In this island, reef fish communities are made up of low-value, small sub-adult fishes. But they become expensive market commodities when sold fresh, and so they are being rapaciously targeted by local fishers.

Boracay is famed for its powdery white sand, but fishes are important tourist attractions here, too, especially in scuba diving sites in Punta Bunga and Bunugan.

The main purpose of the BFAR survey was to establish a baseline data on the status of marine resources, more specifically the coral reefs and other marine life in the surrounding areas, and to identify possible fishery reserve sites.

It identified anchovies, cods, siganids, mullets, snappers and groupers as among the commercially exploited species here.

The main ways of catching fish in the waters off the island are spear or darts and hook and line, but many are also using very fine nets.

On the other hand, the destruction of corals in certain parts of the beach may be due to dynamite fishing many years ago, the indiscriminate docking of ships that brought construction supplies to the island during the construction boom, destructive fishing practices and overfishing.

Corals provide shelter and breeding places for other ecologically important species in the reef. Thus, water sports like scuba diving, snorkeling and even reef gleaning and fishing in shallow waters must be undertaken with caution to avoid further disturbances in the ecosystem.

Based on the survey, the general condition of the reefs surrounding the island is poor.

“There is a need to protect and manage the remaining resources such as corals, fishes and other marine organisms observed in surrounding waters of the island and the adjacent islands and islets in Caticlan,” stressed Sandra Victoria Arcamo, chief of BFAR’s Fisheries Resource Management Division.

BFAR aquaculturists recommended that the coastal waters surrounding the island be declared a fishery reserve, including the islands and islets in Caticlan.

Corals have been used as building materials – coral blocks are found in many old churches and houses in many towns in Panay Island. Locally known as igang, coral blocks have also become landscaping materials in parks and homes. They are even sold along the highways from Caticlan to Iloilo City.

These are also used as embankments in fishponds. Agricultural lime is extracted from coral deposits by fining, pack in sacks and sold to sugarcane farmers to modify soil pH (acidity or basicity).

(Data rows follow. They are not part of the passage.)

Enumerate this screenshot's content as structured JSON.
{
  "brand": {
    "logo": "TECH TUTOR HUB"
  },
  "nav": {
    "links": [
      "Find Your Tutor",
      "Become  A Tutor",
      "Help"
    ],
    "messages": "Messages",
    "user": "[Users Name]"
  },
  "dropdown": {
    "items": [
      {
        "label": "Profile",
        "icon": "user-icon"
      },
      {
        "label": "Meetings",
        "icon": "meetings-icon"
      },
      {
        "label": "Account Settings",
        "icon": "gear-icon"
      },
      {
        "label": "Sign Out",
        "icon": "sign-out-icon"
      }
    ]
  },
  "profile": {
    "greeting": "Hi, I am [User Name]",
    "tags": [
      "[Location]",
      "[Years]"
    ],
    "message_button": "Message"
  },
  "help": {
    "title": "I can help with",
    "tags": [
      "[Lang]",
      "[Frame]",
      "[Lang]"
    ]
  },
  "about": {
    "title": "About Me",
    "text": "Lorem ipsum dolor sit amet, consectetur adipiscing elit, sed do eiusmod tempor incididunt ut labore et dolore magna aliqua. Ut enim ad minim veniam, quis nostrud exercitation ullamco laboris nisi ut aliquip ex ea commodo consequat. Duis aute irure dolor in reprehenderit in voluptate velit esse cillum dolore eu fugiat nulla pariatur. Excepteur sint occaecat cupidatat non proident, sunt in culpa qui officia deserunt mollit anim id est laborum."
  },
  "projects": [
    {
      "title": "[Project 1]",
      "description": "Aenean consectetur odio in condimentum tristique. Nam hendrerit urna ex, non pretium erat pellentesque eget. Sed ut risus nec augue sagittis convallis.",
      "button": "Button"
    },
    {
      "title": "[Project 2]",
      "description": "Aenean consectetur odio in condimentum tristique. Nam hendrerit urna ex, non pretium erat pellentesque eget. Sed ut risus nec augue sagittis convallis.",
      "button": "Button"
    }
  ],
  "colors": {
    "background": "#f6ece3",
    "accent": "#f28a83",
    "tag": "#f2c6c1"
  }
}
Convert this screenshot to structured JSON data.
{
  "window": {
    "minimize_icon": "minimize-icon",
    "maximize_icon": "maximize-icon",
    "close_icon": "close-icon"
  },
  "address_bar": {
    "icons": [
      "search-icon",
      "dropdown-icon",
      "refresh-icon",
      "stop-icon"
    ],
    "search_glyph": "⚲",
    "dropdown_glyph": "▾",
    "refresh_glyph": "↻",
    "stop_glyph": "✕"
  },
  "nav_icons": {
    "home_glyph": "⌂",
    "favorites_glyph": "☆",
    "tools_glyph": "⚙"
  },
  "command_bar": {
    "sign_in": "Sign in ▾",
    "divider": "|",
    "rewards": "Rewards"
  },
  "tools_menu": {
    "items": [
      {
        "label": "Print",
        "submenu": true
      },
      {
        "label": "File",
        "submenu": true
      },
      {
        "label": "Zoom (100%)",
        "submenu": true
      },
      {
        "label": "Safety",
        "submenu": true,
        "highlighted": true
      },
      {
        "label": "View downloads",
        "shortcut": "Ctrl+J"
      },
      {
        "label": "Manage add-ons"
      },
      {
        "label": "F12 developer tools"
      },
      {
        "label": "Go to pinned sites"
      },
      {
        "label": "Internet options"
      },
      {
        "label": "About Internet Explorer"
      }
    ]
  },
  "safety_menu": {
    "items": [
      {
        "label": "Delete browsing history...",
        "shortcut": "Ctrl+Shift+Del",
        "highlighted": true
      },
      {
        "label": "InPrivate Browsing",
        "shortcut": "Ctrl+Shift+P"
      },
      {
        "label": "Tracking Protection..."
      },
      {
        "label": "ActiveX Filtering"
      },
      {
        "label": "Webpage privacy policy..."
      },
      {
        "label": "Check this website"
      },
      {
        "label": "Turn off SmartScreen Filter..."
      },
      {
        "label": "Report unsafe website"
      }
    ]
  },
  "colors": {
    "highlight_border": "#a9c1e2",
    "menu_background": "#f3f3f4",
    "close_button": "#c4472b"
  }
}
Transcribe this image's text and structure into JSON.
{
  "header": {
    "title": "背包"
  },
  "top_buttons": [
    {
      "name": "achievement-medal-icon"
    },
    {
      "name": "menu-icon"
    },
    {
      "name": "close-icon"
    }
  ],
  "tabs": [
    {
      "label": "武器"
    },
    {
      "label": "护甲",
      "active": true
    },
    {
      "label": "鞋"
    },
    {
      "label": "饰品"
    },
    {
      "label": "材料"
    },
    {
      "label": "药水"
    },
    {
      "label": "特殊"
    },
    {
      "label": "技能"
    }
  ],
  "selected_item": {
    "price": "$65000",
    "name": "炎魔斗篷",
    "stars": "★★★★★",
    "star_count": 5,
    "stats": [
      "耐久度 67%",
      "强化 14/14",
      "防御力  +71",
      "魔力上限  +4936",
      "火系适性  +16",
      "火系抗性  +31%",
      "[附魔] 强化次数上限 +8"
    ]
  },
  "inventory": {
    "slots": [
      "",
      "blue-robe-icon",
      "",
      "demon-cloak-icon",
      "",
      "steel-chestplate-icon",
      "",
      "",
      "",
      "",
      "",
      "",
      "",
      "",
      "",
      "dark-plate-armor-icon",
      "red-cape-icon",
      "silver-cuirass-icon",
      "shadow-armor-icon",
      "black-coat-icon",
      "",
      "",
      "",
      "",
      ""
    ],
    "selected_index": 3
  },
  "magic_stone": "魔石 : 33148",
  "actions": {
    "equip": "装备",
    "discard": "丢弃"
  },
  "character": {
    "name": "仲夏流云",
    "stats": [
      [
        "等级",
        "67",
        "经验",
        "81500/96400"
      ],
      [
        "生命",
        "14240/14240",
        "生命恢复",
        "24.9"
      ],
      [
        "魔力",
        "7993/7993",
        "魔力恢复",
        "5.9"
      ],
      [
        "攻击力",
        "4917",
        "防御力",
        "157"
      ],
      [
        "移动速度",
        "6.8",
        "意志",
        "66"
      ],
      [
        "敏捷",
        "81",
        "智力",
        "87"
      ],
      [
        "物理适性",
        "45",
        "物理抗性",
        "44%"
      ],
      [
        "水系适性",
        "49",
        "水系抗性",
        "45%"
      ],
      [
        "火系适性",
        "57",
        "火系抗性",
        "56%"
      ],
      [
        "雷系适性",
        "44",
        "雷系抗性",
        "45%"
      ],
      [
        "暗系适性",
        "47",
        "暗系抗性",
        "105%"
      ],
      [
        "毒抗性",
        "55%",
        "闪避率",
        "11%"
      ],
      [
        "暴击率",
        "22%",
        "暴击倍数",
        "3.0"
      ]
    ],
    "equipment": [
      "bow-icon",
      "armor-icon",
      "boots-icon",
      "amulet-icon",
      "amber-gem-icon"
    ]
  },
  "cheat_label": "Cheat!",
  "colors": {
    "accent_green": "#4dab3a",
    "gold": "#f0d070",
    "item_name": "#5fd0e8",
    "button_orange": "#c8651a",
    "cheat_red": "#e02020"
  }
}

While collection activities offer additional income to the residents, the people have already recognized somehow the ecological value of these resources in the survival of the island and the tourism industry.

Bleached corals are washed out to the beach by strong currents and action of waves especially during typhoons. They are often collected as souvenir items. A local ordinance is enforced by the local government of Malay and the three barangays in the island are prohibiting collection.

Posters prohibiting collection and sale of protected and endangered corals are posted in the Department of Tourism and the Department of Environment and Natural Resources field offices and in some strategic places in the island.

The ceaseless beating of the waves brings about the pulverization of reefs, creating the fine white sands that Boracay is world-famous for.

Other resource management schemes (e.g. for coral reefs) which could improve the fisheries and the marine ecosystem in the area must also be considered.

Quarterly monitoring of coastal water quality should also be made part of the regular activities, being one of the critical components of the well-being of Boracay’s marine life.